Abends in der Lutherstadt Wittenberg gibt es zwar zahlreiche Touristen-Restaurants und den halben Liter Bier für 4,40 Euro, aber die Jugend der Stadt steht im Nieselregen auf dem Marktplatz und redet darüber, wie sie am schnellsten von hier wegkommt. Zum Beispiel nach Leipzig, wo ich am nächsten Abend in einer Kneipe im Stadtteil Lindenau sitze. Die Halbe vom Fass hier für 2,30 Euro. An den Wänden alte Ausgaben der Leipziger Volkszeitung. An den Tischen junge Menschen aus ganz Sachsen und Sachsenanhalt, die miteinander diskutieren.
Große Illusionen gibt es in der Kneipe in Leipzig kaum zu hören. Einigen der jungen Gäste ist sogar schon bewusst, dass ihrem Stadtteil das gleiche Schicksal erwartet wie dem Prenzlauer Berg in Berlin. Es wird zugehört, wenn ich von den Umweltzerstörungen Indiens oder Bangladesch erzähle. Ich höre zu, warum die jungen Leute keine Lust haben, in ihre Dörfer und Kleinstädte zurückzukehren: Die Rechten werden immer mehr. Tristesse kommt dazu. Als ich von meinen positiven Eindrücken der Universitätsstadt Halle erzähle, sagt ein junger Mann ärgerlich: "Du musst da nicht leben. Jeder Tag als offensichtlich Linker war für mich gefährlich."
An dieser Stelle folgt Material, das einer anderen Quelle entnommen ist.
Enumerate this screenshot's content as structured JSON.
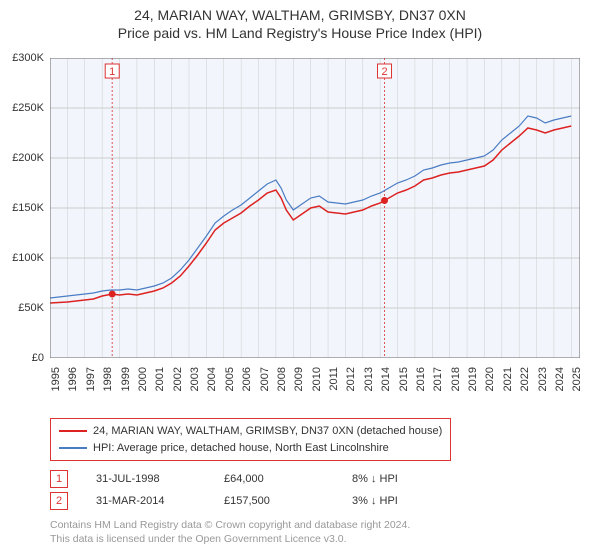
{
  "title_line1": "24, MARIAN WAY, WALTHAM, GRIMSBY, DN37 0XN",
  "title_line2": "Price paid vs. HM Land Registry's House Price Index (HPI)",
  "chart": {
    "type": "line",
    "plot_bg": "#f2f6fc",
    "outer_bg": "#ffffff",
    "border_color": "#666666",
    "grid_color": "#cccccc",
    "xlim": [
      1995,
      2025.5
    ],
    "ylim": [
      0,
      300000
    ],
    "yticks": [
      0,
      50000,
      100000,
      150000,
      200000,
      250000,
      300000
    ],
    "ytick_labels": [
      "£0",
      "£50K",
      "£100K",
      "£150K",
      "£200K",
      "£250K",
      "£300K"
    ],
    "xticks": [
      1995,
      1996,
      1997,
      1998,
      1999,
      2000,
      2001,
      2002,
      2003,
      2004,
      2005,
      2006,
      2007,
      2008,
      2009,
      2010,
      2011,
      2012,
      2013,
      2014,
      2015,
      2016,
      2017,
      2018,
      2019,
      2020,
      2021,
      2022,
      2023,
      2024,
      2025
    ],
    "label_fontsize": 11,
    "series": [
      {
        "name": "24, MARIAN WAY, WALTHAM, GRIMSBY, DN37 0XN (detached house)",
        "color": "#dd2222",
        "line_width": 1.5,
        "data": [
          [
            1995.0,
            55000
          ],
          [
            1995.5,
            55500
          ],
          [
            1996.0,
            56000
          ],
          [
            1996.5,
            57000
          ],
          [
            1997.0,
            58000
          ],
          [
            1997.5,
            59000
          ],
          [
            1998.0,
            62000
          ],
          [
            1998.58,
            64000
          ],
          [
            1999.0,
            63000
          ],
          [
            1999.5,
            64000
          ],
          [
            2000.0,
            63000
          ],
          [
            2000.5,
            65000
          ],
          [
            2001.0,
            67000
          ],
          [
            2001.5,
            70000
          ],
          [
            2002.0,
            75000
          ],
          [
            2002.5,
            82000
          ],
          [
            2003.0,
            92000
          ],
          [
            2003.5,
            103000
          ],
          [
            2004.0,
            115000
          ],
          [
            2004.5,
            128000
          ],
          [
            2005.0,
            135000
          ],
          [
            2005.5,
            140000
          ],
          [
            2006.0,
            145000
          ],
          [
            2006.5,
            152000
          ],
          [
            2007.0,
            158000
          ],
          [
            2007.5,
            165000
          ],
          [
            2008.0,
            168000
          ],
          [
            2008.3,
            160000
          ],
          [
            2008.6,
            148000
          ],
          [
            2009.0,
            138000
          ],
          [
            2009.5,
            144000
          ],
          [
            2010.0,
            150000
          ],
          [
            2010.5,
            152000
          ],
          [
            2011.0,
            146000
          ],
          [
            2011.5,
            145000
          ],
          [
            2012.0,
            144000
          ],
          [
            2012.5,
            146000
          ],
          [
            2013.0,
            148000
          ],
          [
            2013.5,
            152000
          ],
          [
            2014.0,
            155000
          ],
          [
            2014.25,
            157500
          ],
          [
            2014.5,
            160000
          ],
          [
            2015.0,
            165000
          ],
          [
            2015.5,
            168000
          ],
          [
            2016.0,
            172000
          ],
          [
            2016.5,
            178000
          ],
          [
            2017.0,
            180000
          ],
          [
            2017.5,
            183000
          ],
          [
            2018.0,
            185000
          ],
          [
            2018.5,
            186000
          ],
          [
            2019.0,
            188000
          ],
          [
            2019.5,
            190000
          ],
          [
            2020.0,
            192000
          ],
          [
            2020.5,
            198000
          ],
          [
            2021.0,
            208000
          ],
          [
            2021.5,
            215000
          ],
          [
            2022.0,
            222000
          ],
          [
            2022.5,
            230000
          ],
          [
            2023.0,
            228000
          ],
          [
            2023.5,
            225000
          ],
          [
            2024.0,
            228000
          ],
          [
            2024.5,
            230000
          ],
          [
            2025.0,
            232000
          ]
        ]
      },
      {
        "name": "HPI: Average price, detached house, North East Lincolnshire",
        "color": "#4a7cc4",
        "line_width": 1.2,
        "data": [
          [
            1995.0,
            60000
          ],
          [
            1995.5,
            61000
          ],
          [
            1996.0,
            62000
          ],
          [
            1996.5,
            63000
          ],
          [
            1997.0,
            64000
          ],
          [
            1997.5,
            65000
          ],
          [
            1998.0,
            67000
          ],
          [
            1998.5,
            68000
          ],
          [
            1999.0,
            68000
          ],
          [
            1999.5,
            69000
          ],
          [
            2000.0,
            68000
          ],
          [
            2000.5,
            70000
          ],
          [
            2001.0,
            72000
          ],
          [
            2001.5,
            75000
          ],
          [
            2002.0,
            80000
          ],
          [
            2002.5,
            88000
          ],
          [
            2003.0,
            98000
          ],
          [
            2003.5,
            110000
          ],
          [
            2004.0,
            122000
          ],
          [
            2004.5,
            135000
          ],
          [
            2005.0,
            142000
          ],
          [
            2005.5,
            148000
          ],
          [
            2006.0,
            153000
          ],
          [
            2006.5,
            160000
          ],
          [
            2007.0,
            167000
          ],
          [
            2007.5,
            174000
          ],
          [
            2008.0,
            178000
          ],
          [
            2008.3,
            170000
          ],
          [
            2008.6,
            158000
          ],
          [
            2009.0,
            148000
          ],
          [
            2009.5,
            154000
          ],
          [
            2010.0,
            160000
          ],
          [
            2010.5,
            162000
          ],
          [
            2011.0,
            156000
          ],
          [
            2011.5,
            155000
          ],
          [
            2012.0,
            154000
          ],
          [
            2012.5,
            156000
          ],
          [
            2013.0,
            158000
          ],
          [
            2013.5,
            162000
          ],
          [
            2014.0,
            165000
          ],
          [
            2014.5,
            170000
          ],
          [
            2015.0,
            175000
          ],
          [
            2015.5,
            178000
          ],
          [
            2016.0,
            182000
          ],
          [
            2016.5,
            188000
          ],
          [
            2017.0,
            190000
          ],
          [
            2017.5,
            193000
          ],
          [
            2018.0,
            195000
          ],
          [
            2018.5,
            196000
          ],
          [
            2019.0,
            198000
          ],
          [
            2019.5,
            200000
          ],
          [
            2020.0,
            202000
          ],
          [
            2020.5,
            208000
          ],
          [
            2021.0,
            218000
          ],
          [
            2021.5,
            225000
          ],
          [
            2022.0,
            232000
          ],
          [
            2022.5,
            242000
          ],
          [
            2023.0,
            240000
          ],
          [
            2023.5,
            235000
          ],
          [
            2024.0,
            238000
          ],
          [
            2024.5,
            240000
          ],
          [
            2025.0,
            242000
          ]
        ]
      }
    ],
    "markers": [
      {
        "label": "1",
        "x": 1998.58,
        "y": 64000,
        "date": "31-JUL-1998",
        "price": "£64,000",
        "change": "8% ↓ HPI"
      },
      {
        "label": "2",
        "x": 2014.25,
        "y": 157500,
        "date": "31-MAR-2014",
        "price": "£157,500",
        "change": "3% ↓ HPI"
      }
    ],
    "marker_line_color": "#dd5555",
    "marker_dot_color": "#dd2222"
  },
  "footer_line1": "Contains HM Land Registry data © Crown copyright and database right 2024.",
  "footer_line2": "This data is licensed under the Open Government Licence v3.0."
}
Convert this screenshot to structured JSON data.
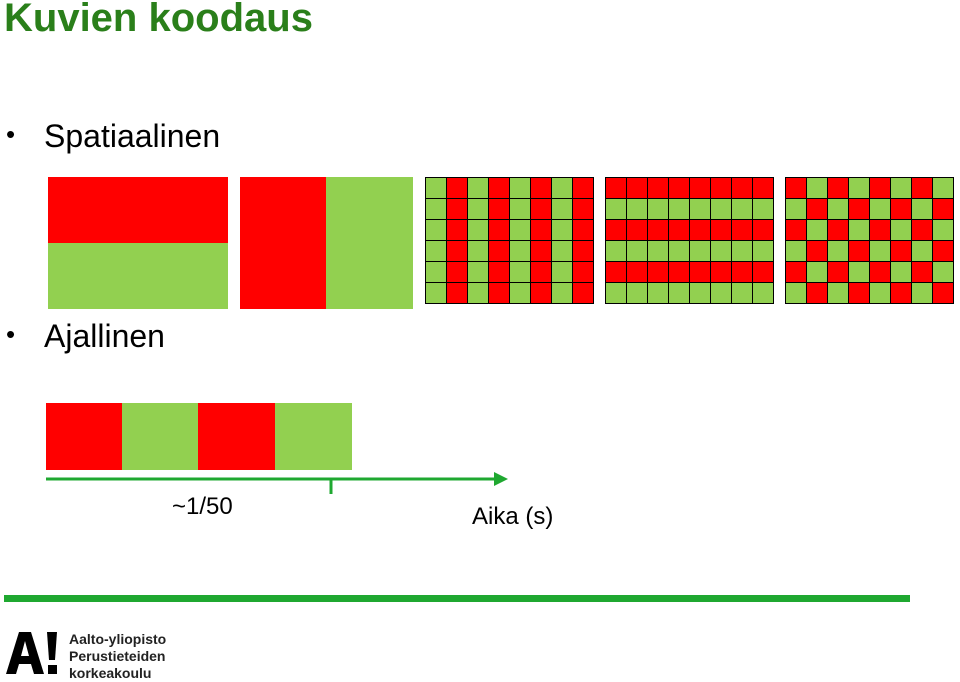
{
  "title": "Kuvien koodaus",
  "bullets": {
    "spatial": "Spatiaalinen",
    "temporal": "Ajallinen",
    "marker": "•"
  },
  "timeline": {
    "tick_label": "~1/50",
    "axis_label": "Aika (s)"
  },
  "colors": {
    "red": "#ff0000",
    "green": "#92d050",
    "title": "#2a7f1a",
    "footer": "#1fa830"
  },
  "logo": {
    "mark": "A!",
    "line1": "Aalto-yliopisto",
    "line2": "Perustieteiden",
    "line3": "korkeakoulu"
  },
  "patterns": [
    {
      "name": "vertical-stripes"
    },
    {
      "name": "horizontal-stripes"
    },
    {
      "name": "checkerboard"
    }
  ]
}
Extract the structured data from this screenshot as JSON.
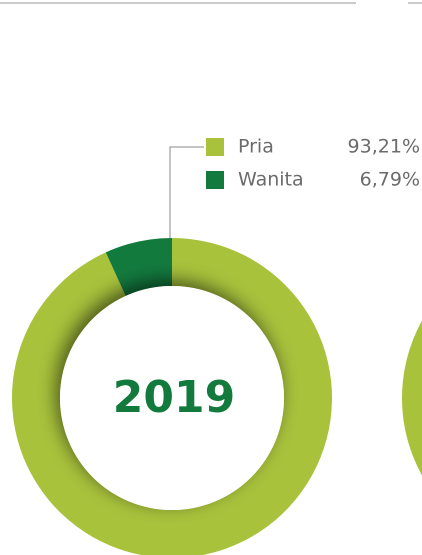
{
  "chart_data": {
    "type": "donut",
    "center_label": "2019",
    "categories": [
      "Pria",
      "Wanita"
    ],
    "values": [
      93.21,
      6.79
    ],
    "value_labels": [
      "93,21%",
      "6,79%"
    ],
    "colors": [
      "#a8c23c",
      "#137a3e"
    ]
  }
}
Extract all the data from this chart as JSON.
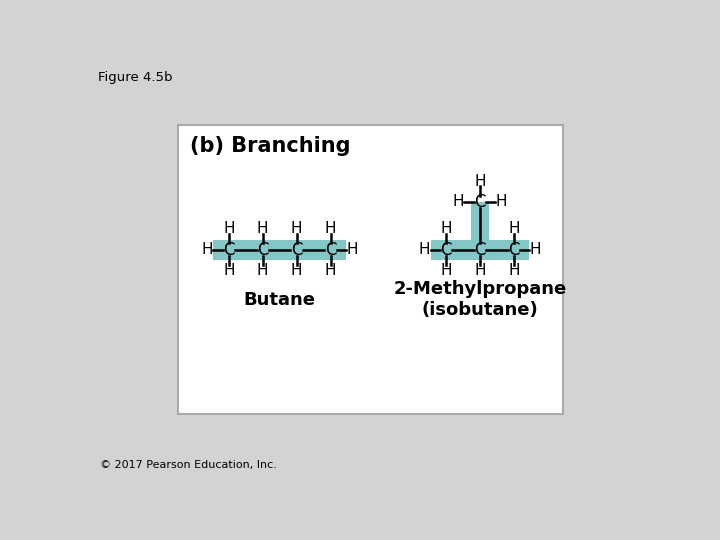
{
  "figure_label": "Figure 4.5b",
  "title": "(b) Branching",
  "copyright": "© 2017 Pearson Education, Inc.",
  "background_outer": "#d3d3d3",
  "background_inner": "#ffffff",
  "border_color": "#aaaaaa",
  "teal_color": "#6dbdbd",
  "text_color": "#000000",
  "butane_label": "Butane",
  "isobutane_label": "2-Methylpropane\n(isobutane)"
}
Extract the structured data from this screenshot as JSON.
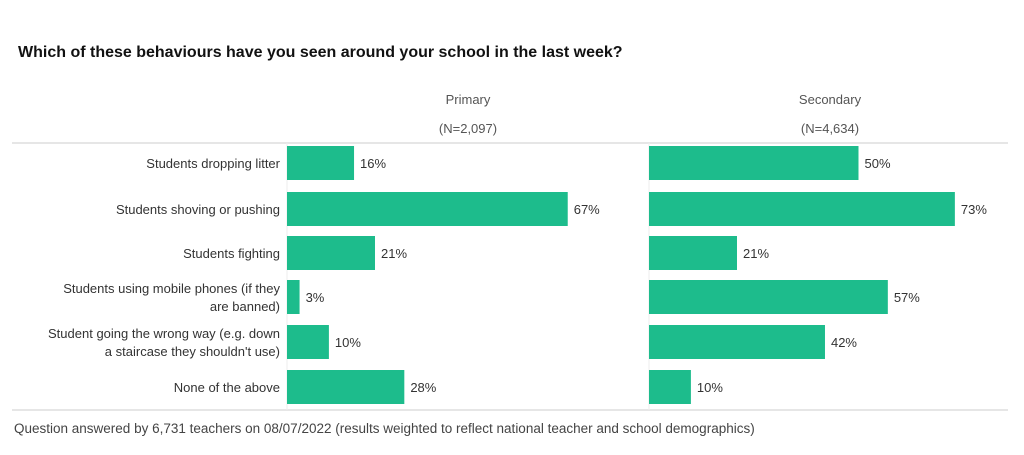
{
  "chart_data": {
    "type": "bar",
    "title": "Which of these behaviours have you seen around your school in the last week?",
    "footnote": "Question answered by 6,731 teachers on 08/07/2022 (results weighted to reflect national teacher and school demographics)",
    "categories": [
      [
        "Students dropping litter"
      ],
      [
        "Students shoving or pushing"
      ],
      [
        "Students fighting"
      ],
      [
        "Students using mobile phones (if they",
        "are banned)"
      ],
      [
        "Student going the wrong way (e.g. down",
        "a staircase they shouldn't use)"
      ],
      [
        "None of the above"
      ]
    ],
    "series": [
      {
        "name": "Primary",
        "n_label": "(N=2,097)",
        "values": [
          16,
          67,
          21,
          3,
          10,
          28
        ]
      },
      {
        "name": "Secondary",
        "n_label": "(N=4,634)",
        "values": [
          50,
          73,
          21,
          57,
          42,
          10
        ]
      }
    ],
    "unit": "%",
    "xlim": [
      0,
      75
    ],
    "bar_color": "#1dbc8c"
  }
}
In Brandenburg sah es Anfang der 1990er fast überall ähnlich aus. Selbst in touristischen Orten wie der Klosterstadt Lehnin waren Gruppen von Sieg Heil gröhlenden Jugendlichen normal. Doch mittlerweile ist in Brandenburg neben dem offensichtlichen "Speckgürtel" unbemerkt viel passiert. Immer mehr junge Menschen haben dort Höfe gekauft, die sie wieder hergerichtet haben und teilweise der Allgemeinheit zur Verfügung stellen. Andere junge Menschen forsten ihr Stück Land wieder auf. Es gibt sogar ganze Dörfer, die ein nachhaltiges Sein vorleben.
Kein Gerede, keine Aufrufe wirken so stark gegen geistige Inzucht, die es nicht nur im ländlichen Ostdeutschland gibt, sondern auch in Berlin, wie Alternativen, die an Ort und Stelle geschaffen werden.
Im Dorf, 30 Kilometer vor Leipzig, habe ich mich verfahren, doch es geht auch ohne Smartphone und Google-Map: Ein alter Mann kommt vorbei und keine 10 Sekunden nach meiner Frage ist er Feuer und Flamme. Am Ende komme ich kaum los, mein Gegenüber will reden, reden, reden. Ähnliches passiert auf der Reise durch Sachsen und Sachsen-Anhalt etliche Male, weil es außer der Freiwilligen-Feuerwehr und dem Fußballverein nicht viele Orte gibt, an denen Menschen zusammen kommen können.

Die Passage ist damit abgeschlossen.